Harassment, excessive force, beatings and murder are some of the accusations city residents lodged against the Detroit Police Department at the public hearing on police brutality last week.
The Detroit City Council, which was petitioned by the Detroit Coalition Against Police Brutality to hold the hearing, listened to about 60 people tell their stories and demand answers. Detroit Police Chief Benny Napoleon was present, but did not address the specific allegations. He did say that it is "... unfair to make blanket generalizations when the appropriate level of force depends on ... individual circumstances confronting an officer."

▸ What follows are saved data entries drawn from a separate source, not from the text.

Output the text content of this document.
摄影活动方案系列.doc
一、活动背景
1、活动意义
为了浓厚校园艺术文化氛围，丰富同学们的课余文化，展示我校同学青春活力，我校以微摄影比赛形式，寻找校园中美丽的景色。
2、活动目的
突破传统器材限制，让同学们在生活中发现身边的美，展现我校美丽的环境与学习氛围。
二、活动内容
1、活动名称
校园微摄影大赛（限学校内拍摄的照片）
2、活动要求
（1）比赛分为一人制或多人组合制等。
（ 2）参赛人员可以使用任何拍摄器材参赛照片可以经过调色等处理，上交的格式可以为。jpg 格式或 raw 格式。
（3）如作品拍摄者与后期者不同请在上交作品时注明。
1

Some of the most compelling testimony came from residents living in the 4th Precinct, which covers the city's southwest side and borders Lincoln Park and Dearborn. Cornell Squires said that on Oct. 23, a white officer called him a "nigger," kicked him in the chest and head, and arrested him. All this happened, he said, for asking why the officer and his partner were questioning Squires' 17-year-old son, who was talking with a friend two doors from his home. Squires also said that his 73-year-old father, who witnessed the incident, had a heart attack later that day. Squires filed a complaint with Internal Affairs and said he intends to sue the city.
Carol Bogden, an elderly white woman, said she was arrested by a 4th Precinct officer earlier this year when she asked why he was arresting a neighbor. The officer told her to mind her own business and when she didn't, Bogden said she was arrested. She also testified that her heart condition was aggravated when the officer drove exceedingly fast and then strip-searched her. She may sue the city.
Judy Roberts testified that in 1995, her then-18-year-old son was arrested for alleged disorderly conduct for talking outside a neighborhood church with friends. According to Roberts, the 4th Precinct police told the boys that they "looked like gang members," and if they did not disperse the police would "take their asses" to jail.
Some said that family members had been murdered by the police, including Arnetta Grable who helped organize the hearing. She said her 20-year-old son was shot and killed by a Detroit officer in 1996. Several others complained about the department's gang squad. "It is out of control," said one person, which brought applause from the 200 or so people in attendance.
Others blamed the rise in police brutality on hiring white officers to police a city where the majority of residents are black. But Councilman Ken Cockrel, who chaired the hearing, said that the testimony showed that police brutality crossed racial lines. "It's not just white on black," he said. "Those who testified were black, white, Latino, young, old, from all different backgrounds."
The hearing concluded with a statement from Napoleon. He read part of a police department policy, which states that "any use of unnecessary or excessive force is never justified under any circumstances." When excessive force is used, Napoleon said that it is "thoroughly and impartially investigated." He added that 64 percent of the police force is African American.
A second police brutality hearing is scheduled to be held in February.